Further drawing you into the portentous saga is some of the finest voice acting ever committed to CD-ROM (there was also a floppy diskette version that didn't feature the voice-overs). Tim Curry, Mark Hamill, and Michael Dorn portrayed their roles with great subtlety, choosing understatement over melodrama. Even the interface boasted the appropriately sultry tones of a Creole woman. Few games have been more appropriately acted.
![]() Visiting a ritualistic murder scene. |
But all wasn't perfect. Some of the puzzles were more obtuse than they should have been. As with many adventure games, Sins of the Fathers had numerous head scratchers with solutions that couldn't be reached by rational methods of deduction. For example, who could have guessed that a gift certificate taken from the bookstore's cash register was supposed to be traded for a hot dog that was needed to enlist the help of a tap dancer? Some aspects of the game were about as convoluted as an M.C. Escher print. And if you were stuck, you were stuck, since you weren't allowed to advance a day unless everything was solved. A built-in help system, akin to that offered in The 7th Guest, would have been a great addition.
Sins of the Fathers collected numerous critical accolades for 1993, including Computer Gaming World's prestigious Game of the Year award. It served as the vanguard for numerous traditional adventure-horror games to be released in subsequent months, though none of its contemporaries were as good. I-Motion secured the license to Chaosium's Call of Cthulhu pen-and-paper role-playing game (perhaps explaining why the unlicensed Alone in the Dark series dropped allusions to that mythos after the first game) and produced two titles in the style of H.P. Lovecraft's fiction: Shadow of the Comet (late 1994) and Prisoner of Ice (mid-1995). Neither was particularly engaging. The first hampered a great story about Halley's Comet and the return of the Great Old Ones to Earth with poor graphics and tedious exposition, while the second foolishly blended frozen Lovecraft-influenced monsters with insidious Nazis. Another adventure in the same mature vein was I Have No Mouth and I Must Scream, an adaptation of a famous short story by acclaimed author Harlan Ellison. Although the game mechanics were nothing special, the subject matter addressed human frailties in an unflinching way.

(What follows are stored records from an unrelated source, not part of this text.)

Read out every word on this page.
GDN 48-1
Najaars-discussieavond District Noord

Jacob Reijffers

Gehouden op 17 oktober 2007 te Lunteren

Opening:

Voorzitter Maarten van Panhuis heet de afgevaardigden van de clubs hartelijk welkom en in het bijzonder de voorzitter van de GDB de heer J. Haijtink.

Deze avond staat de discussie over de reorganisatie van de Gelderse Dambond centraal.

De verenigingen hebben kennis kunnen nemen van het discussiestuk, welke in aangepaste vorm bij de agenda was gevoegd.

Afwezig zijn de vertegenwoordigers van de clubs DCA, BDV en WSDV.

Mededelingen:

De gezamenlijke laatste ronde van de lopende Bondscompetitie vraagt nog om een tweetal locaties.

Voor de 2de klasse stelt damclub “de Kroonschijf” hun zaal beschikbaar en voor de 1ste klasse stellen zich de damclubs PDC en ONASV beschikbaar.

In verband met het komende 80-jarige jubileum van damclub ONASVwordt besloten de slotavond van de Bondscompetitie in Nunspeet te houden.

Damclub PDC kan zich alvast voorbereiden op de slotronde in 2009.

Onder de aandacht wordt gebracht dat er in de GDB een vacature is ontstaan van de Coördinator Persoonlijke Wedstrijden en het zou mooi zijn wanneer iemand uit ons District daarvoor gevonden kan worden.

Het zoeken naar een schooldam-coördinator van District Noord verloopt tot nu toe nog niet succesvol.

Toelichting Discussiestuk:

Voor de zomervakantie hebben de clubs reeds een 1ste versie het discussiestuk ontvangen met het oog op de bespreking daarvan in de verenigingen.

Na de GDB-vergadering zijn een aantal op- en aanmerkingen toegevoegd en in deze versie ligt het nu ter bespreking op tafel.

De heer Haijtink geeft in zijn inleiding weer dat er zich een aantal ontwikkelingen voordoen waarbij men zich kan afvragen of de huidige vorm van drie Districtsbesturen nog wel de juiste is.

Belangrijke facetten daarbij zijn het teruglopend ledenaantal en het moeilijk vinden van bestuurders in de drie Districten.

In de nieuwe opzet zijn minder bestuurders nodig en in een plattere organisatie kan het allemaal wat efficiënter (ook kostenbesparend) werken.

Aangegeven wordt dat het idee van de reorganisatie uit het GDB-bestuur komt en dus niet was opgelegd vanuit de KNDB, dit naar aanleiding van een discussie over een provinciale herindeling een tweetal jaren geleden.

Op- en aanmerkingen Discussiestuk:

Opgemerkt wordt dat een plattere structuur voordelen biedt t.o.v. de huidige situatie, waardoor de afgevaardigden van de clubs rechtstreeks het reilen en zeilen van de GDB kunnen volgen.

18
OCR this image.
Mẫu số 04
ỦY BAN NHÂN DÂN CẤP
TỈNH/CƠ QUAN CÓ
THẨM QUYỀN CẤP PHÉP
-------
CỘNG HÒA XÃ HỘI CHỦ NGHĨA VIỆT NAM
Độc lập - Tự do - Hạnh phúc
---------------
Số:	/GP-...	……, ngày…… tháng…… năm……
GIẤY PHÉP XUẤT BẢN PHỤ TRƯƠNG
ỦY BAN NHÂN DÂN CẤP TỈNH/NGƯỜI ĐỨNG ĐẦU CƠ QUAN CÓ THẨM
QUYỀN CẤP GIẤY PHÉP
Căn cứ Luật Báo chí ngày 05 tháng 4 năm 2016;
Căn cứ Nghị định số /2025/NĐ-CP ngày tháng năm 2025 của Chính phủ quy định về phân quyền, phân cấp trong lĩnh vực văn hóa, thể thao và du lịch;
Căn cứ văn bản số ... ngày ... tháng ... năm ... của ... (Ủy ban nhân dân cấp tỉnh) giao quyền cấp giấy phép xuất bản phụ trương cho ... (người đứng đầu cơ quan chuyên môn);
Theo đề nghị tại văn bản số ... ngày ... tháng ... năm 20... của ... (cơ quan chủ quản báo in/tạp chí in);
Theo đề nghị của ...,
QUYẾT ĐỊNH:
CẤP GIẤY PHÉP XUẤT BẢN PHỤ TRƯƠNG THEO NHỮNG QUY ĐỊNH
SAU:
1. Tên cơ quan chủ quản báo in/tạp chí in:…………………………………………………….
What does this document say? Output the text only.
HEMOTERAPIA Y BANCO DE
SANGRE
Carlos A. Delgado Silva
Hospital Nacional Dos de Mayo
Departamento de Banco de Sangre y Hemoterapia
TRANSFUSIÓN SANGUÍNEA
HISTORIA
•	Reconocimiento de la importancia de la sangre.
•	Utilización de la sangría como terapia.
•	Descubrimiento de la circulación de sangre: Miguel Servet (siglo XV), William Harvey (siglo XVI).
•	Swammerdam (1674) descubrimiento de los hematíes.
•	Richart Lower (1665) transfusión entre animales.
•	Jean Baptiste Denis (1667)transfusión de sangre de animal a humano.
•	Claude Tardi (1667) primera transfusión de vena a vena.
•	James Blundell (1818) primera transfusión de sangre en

![]() Gabriel's world never looked better than in the third adventure. |
Two sequels have been produced in the Gabriel Knight line. The Beast Within: A Gabriel Knight Mystery was produced at the same time as Phantasmagoria (see below) in 1995 and used the same full-motion video as that of its sister title. It was very successful at the time, though in hindsight, the move to real actors was a mistake that limited gameplay and made the entire affair seem much like a cheap B movie. Howeverm Jensen returned with an intriguing plot dealing with German werewolves: Gabriel Knight 3: Blood of the Sacred, Blood of the Damned came out in late 1999, with attractive 3D visuals replacing the videotape. It was a return to the style of the earlier game, complete with a haunting Jensen tale of vampires and the mystery of Rennes le Chateau. Although the game was a hit, there is still no word on whether another sequel will be produced.